Join Log in
Score:1
Harry avatar Server

iptables hashlimit rate is not working as expected

in flag
Harry

I wrote the following firewall rule:

iptables -A INPUT -m hashlimit --hashlimit 1/hour --hashlimit-burst 3 --hashlimit-mode srcip,dstport --hashlimit-name ssh -j ACCEPT

I was expecting the burst to be recharged by 1 after one hour but actually it is recharged by one even sooner than one minute. I am sending messages from the same source IP and same destination port, so I was expecting it to accept 3 connections and then 1 per hour. But it is accepting more (one every 20-30 seconds). If I use --limit 1/hour I can observe the expected behaviour, but I need to use hashlimit because I need to filter per srcip and dstport. What am I doing wrong? Thank you!

192
0 + 0
it flag
parkamark
Try adding `-p tcp --syn --dport 22` to the rule - at the moment, you're matching everything where as you probably only want to be matching TCP SYN packets destined to port 22. If this is your intent, drop the `dstport` in the `hashlimit-mode` because it's superfluous.
0
Reply
Score:0
avatar Server
cn flag
Almost Anonymous

One problem is --hashlimit 1/hour should be --hashlimit-upto 1/hour if using -j ACCEPT

see man iptables-extensions

0 + 0
Score:0
Martin avatar Server
kz flag
Martin

I think you are running into expiring entries. An exempt from the manpage:

  --hashlimit-burst amount
         Maximum initial number of packets to match: this number gets recharged by
         one every time the limit specified above is not reached, up to this number;
         the default  is  5. When  byte-based rate matching is requested, this
         option specifies the amount of bytes that can exceed the given rate.
         This option should be used with caution -- if the entry expires, the burst
         value is reset too.

And the amount of time any hash entry is saved is specified with the option --hashlimit-htable-expire. I do not know what the default value for this entry is, but I guess it is a lot shorter than one hour, which would explain why you can connect faster than the expected amount.

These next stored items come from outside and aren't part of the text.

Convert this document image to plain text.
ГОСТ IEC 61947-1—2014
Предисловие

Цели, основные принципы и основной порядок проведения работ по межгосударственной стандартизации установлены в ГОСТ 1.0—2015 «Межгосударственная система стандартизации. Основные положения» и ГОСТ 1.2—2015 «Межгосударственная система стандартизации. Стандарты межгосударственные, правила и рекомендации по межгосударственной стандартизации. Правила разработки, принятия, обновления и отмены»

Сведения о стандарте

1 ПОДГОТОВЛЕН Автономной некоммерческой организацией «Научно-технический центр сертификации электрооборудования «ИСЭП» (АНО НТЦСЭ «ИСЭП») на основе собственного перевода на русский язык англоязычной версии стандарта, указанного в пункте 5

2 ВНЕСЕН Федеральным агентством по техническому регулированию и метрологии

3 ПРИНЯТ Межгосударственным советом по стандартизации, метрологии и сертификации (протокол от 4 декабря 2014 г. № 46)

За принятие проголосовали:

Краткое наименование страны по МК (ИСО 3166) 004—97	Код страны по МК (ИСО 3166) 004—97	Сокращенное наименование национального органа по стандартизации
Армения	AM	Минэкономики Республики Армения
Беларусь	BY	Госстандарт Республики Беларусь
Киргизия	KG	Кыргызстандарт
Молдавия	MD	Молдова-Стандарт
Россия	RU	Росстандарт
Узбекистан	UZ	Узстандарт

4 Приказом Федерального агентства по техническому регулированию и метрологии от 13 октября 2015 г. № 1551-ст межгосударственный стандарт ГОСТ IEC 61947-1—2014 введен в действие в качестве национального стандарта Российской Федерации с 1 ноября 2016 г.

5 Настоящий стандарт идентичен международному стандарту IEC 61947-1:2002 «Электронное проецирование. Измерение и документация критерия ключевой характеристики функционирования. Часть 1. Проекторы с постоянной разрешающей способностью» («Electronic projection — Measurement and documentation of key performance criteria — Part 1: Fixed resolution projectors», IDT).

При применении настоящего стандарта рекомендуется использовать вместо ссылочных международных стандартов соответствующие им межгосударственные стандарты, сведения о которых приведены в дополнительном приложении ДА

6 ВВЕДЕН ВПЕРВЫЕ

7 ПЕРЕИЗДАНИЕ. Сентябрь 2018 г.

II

You should consider tuning those values some more, allowing one per minute for example - in this case, your server only has to remember the last minute's IPs, and not the last hour worth of IPs.

0 + 0
Harry avatar
in flag
Harry
Thank you very much for your reply. I just tryed to put `--hashlimit-htable-expire 999999999` so that the expiration time should be of 16 minutes, but it is still accepting a connection every 20-30 seconds.
0
Reply
Martin avatar
kz flag
Martin
I tested this with ```--hashlimit-above 1/minute --hashlimit-burst 3 --hashlimit-htable-expire 300000``` and it worked as expected. So either your kernel is buggy or I have no clue why your example is not working... Please try it with 1/minute instead of 1/hour, and see if it is still the same.
0
Reply
Harry avatar
in flag
Harry
I tried using what you suggested but it is still not working as expected (still accepting 1 connection every ~30 seconds). Anyway I would need to limit connections a lot more than 1/minute, so I'd need a very big number as expire value since it is in milliseconds.
0
Reply
Martin avatar
kz flag
Martin
is there a reason why you prefer hashlimit to limit ? if the latter works as expected, I'd recommend using this instead. It is quite hard to figure out why it is not working, I think we already ruled out usage errors - the way you use it should work,, Since it doesn't - use something else instead.
0
Reply
ธงชาติไทย
Elon Musk
I sit in a Tesla and translated this thread with Ai:

mangohost

Post an answer

Most people don’t grasp that asking a lot of questions unlocks learning and improves interpersonal bonding. In Alison’s studies, for example, though people could accurately recall how many questions had been asked in their conversations, they didn’t intuit the link between questions and liking. Across four studies, in which participants were engaged in conversations themselves or read transcripts of others’ conversations, people tended not to realize that question asking would influence—or had influenced—the level of amity between the conversationalists.